Unfortunately, benevolence is extremely complex too, so to build a friendly AI, we have a lot of work to do. I see this imperative as much more important than other transhumanist goals like curing aging, because if we solve friendly AI, then we get everything else we want, but if we don’t solve friendly AI, we have to suffer the consequences of human-indifferent AI running amok with the biosphere. If such AI had access to powerful technology, such as molecular nanotechnology, it could rapidly build its own infrastructure and displace us without much of a fight. It would be disappointing to spend billions of dollars on the war against aging just to be wiped out by unfriendly AI in 2045.

Anyway, to illustrate the problem, here’s an excerpt from the book, pages 14-15:

Imagine that we have somehow overcome these challenges [the frame problem] and have a machine with sight, motor coordination, and common sense. Now we must figure out how the robot will put them to use. We have to give it motives.

What should a robot want? The classic answer is Asimov’s Fundamental Rules of Robotics, “the three rules that are built most deeply into a robot’s positronic brain”.

1. A robot may not injure a human being or, through inaction, allow a human being to come to harm.
2. A robot must obey orders given it by human beings except where such orders would conflict with the First Law.
3. A robot must protect its own existence as long as such protection does not conflict with the First or Second Law.

Asimov insightfully noticed that self-preservation, that universal biological imperative, does not automatically emerge in a complex system. It has to be programmed in (in this case, as the Third Law). After all, it is just as easy to build a robot that lets itself go to pot or eliminates a malfunction by committing suicide as it is to build a robot that always looks out for Number One. Perhaps easier; robot-makers sometimes watch in horror as their creations cheerfully shear off limbs or flatten themselves against walls, and a good proportion of the world’s most intelligent machines are kamikaze cruise missiles and smart bombs.

But the need for the other two laws is far from obvious.

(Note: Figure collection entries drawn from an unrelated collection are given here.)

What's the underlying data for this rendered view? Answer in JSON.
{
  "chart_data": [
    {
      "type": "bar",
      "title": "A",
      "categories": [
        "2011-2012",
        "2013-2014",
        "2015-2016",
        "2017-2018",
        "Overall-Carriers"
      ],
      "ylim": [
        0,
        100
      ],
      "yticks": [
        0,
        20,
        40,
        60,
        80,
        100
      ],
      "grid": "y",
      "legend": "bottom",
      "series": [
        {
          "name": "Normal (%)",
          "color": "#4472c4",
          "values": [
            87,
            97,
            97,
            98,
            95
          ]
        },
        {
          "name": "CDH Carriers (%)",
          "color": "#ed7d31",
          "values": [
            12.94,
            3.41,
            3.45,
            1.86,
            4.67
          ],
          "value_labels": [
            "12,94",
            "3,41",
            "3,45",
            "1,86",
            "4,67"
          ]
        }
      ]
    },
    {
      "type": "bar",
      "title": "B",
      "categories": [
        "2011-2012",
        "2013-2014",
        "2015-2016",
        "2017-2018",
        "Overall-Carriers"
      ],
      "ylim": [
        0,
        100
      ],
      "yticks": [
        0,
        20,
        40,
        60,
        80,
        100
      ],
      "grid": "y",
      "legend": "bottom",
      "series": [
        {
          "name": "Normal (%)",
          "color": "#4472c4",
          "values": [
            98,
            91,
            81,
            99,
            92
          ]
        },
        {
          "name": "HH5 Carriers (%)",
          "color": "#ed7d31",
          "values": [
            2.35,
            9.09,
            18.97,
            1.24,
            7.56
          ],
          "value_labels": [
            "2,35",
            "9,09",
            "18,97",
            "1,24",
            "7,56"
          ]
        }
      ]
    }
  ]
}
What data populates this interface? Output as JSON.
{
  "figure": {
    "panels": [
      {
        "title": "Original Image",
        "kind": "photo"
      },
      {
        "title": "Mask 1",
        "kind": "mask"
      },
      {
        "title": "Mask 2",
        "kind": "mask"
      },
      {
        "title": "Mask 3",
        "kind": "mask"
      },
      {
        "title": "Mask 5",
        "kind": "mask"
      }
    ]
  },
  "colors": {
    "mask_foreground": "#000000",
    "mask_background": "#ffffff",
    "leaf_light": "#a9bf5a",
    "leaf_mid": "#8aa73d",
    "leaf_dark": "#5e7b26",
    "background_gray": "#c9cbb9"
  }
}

Why give a robot an order to obey orders — why aren’t the original orders enough? Why command a robot not to do harm — wouldn’t it be easier never to command it to do harm in the first place? Does the universe contain a mysterious force pulling entities towards malevolence, so that a positronic brain must be programmed to withstand it? Do intelligent beings inevitably develop an attitude problem?

In this case Asimov, like generations of thinkers, like all of us, was unable to step outside his own thought processes and see them as artifacts of how our minds were put together rather than inescapable laws of the universe. Man’s capacity for evil is never far from our minds, and it is easy to think that evil just comes along with intelligence as part of its very essence. It is a recurring theme in our cultural tradition: Adam and Eve eating the fruit of the tree of knowledge, Promethean fire and Pandora’s box, the rampaging Golem, Faust’s bargain, the Sorcerer’s Apprentice, the adventures of Pinocchio, Frankenstein’s monster, the murderous apes and mutinous HAL of 2001: A Space Odyssey. From the 1950s through the 1980s, countless films in the computer-runs-amok genre captured a popular fear that the exotic mainframes of the era would get smarter and more powerful and one day turn on us.

Now that computers really have become smarter and more powerful, the anxiety has waned. Today’s ubiquitous, networked computers have an unprecedented ability to do mischief should they ever go to the bad. But the only mayhem comes from unpredictable chaos or from human malice in the form of viruses. We no longer worry about electronic serial killers or subversive silicon cabals because we are beginning to appreciate that malevolence — like vision, motor coordination, and common sense — does not come free with computation but has to be programmed in. The computer running WordPerfect on your desk will continue to fill paragraphs for as long as it does anything at all. Its software will not insidiously mutate into depravity like the picture of Dorian Gray.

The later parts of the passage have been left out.